Will this trend continue? Why?
The historic large share of the Asia-US volume has been assigned to the USWC ports. In 2010 it accounted for almost 70% of the total. Now in 2020 the USEC accounts for 50% of the total. The port of Savannah has experienced their highest volume ever in August 2020. Despite of the COVID19 irregularities in trade, the increase of the USEC import volumes from Asia follows the following patterns:
The US mid-Atlantic and Central corridors have been served by expensive overland intermodal services from South Pacific ports. With direct services from Asia to newly enhanced USEC ports, the intermodal costs have been reduced.
Population and GDP
Some of the highest net migration increases in the last few years happened in the South East and with this, an increase in the GDP of the same metro areas. High performing Metro Areas (MSA) such as Atlanta, Raleigh, Nashville and Charlotte in the South East and Dallas and Austin have become attractive regional economies.
The US-China ‘trade wars’ and the implementation of the China+1 strategy for suppliers has increased the volumes from South East Asia origins. The South East Asia volumes routed via Suez to the USEC will keep increasing with well-designed ASI-EUR-USEC services.
2020 and Beyond…
Trade patterns in 2020 pointed to premium FAST services in the transpacific, i.e. Asia-USWC services to support the surge in the demand, despite the overland costs. The Increase in demand of South East Asia volumes will support the services via Suez.

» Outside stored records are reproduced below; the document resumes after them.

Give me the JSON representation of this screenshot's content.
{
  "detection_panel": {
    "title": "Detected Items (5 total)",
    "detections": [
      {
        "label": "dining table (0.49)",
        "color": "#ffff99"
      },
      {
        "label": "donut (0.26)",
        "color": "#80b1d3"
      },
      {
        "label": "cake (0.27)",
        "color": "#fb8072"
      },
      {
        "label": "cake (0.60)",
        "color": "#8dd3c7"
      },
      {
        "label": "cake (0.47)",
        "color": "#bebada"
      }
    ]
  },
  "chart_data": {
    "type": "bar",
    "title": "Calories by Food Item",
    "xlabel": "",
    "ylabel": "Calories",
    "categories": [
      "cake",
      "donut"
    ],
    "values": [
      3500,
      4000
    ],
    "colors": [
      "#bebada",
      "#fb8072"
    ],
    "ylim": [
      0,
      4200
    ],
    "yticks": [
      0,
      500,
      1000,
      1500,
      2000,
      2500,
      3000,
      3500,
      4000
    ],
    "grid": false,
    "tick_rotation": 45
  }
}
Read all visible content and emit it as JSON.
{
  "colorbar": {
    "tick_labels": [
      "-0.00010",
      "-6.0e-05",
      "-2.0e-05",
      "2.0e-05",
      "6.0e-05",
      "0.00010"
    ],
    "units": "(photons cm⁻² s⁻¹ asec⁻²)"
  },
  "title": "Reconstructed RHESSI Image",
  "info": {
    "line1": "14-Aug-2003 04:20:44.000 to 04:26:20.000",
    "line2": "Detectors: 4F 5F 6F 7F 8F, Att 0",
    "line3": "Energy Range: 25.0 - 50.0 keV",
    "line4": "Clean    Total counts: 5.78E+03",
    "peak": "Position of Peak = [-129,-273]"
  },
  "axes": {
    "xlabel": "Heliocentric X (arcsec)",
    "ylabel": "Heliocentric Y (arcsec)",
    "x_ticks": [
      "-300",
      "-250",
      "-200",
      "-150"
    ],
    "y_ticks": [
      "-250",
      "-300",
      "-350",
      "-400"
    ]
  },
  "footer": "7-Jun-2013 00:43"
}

The future port investments to accommodate 18,000++ TEUs mega-vessels seem possible only for Nova Scotia, Canada. These services via Suez aim to cover the US Midwest and some north Atlantic areas with drastic limitations for other USEC ports. The use of the Neo-Panamax locks for the USEC ports will still leave some US south central and mid-Atlantic corridor areas under an expensive intermodal cost unless there is more focus into the USGULF ports coverage.
Reduced lead time and most efficient End-to-End intermodal costs are the drivers for the change in the transpacific import patterns. These changes will fuel investments in port enhancements in the US or even to new interoceanic focused ports such as the Novaporte Mega-Terminal in Canada or the Tehuantepec Isthmus Land Bridge (CIIT).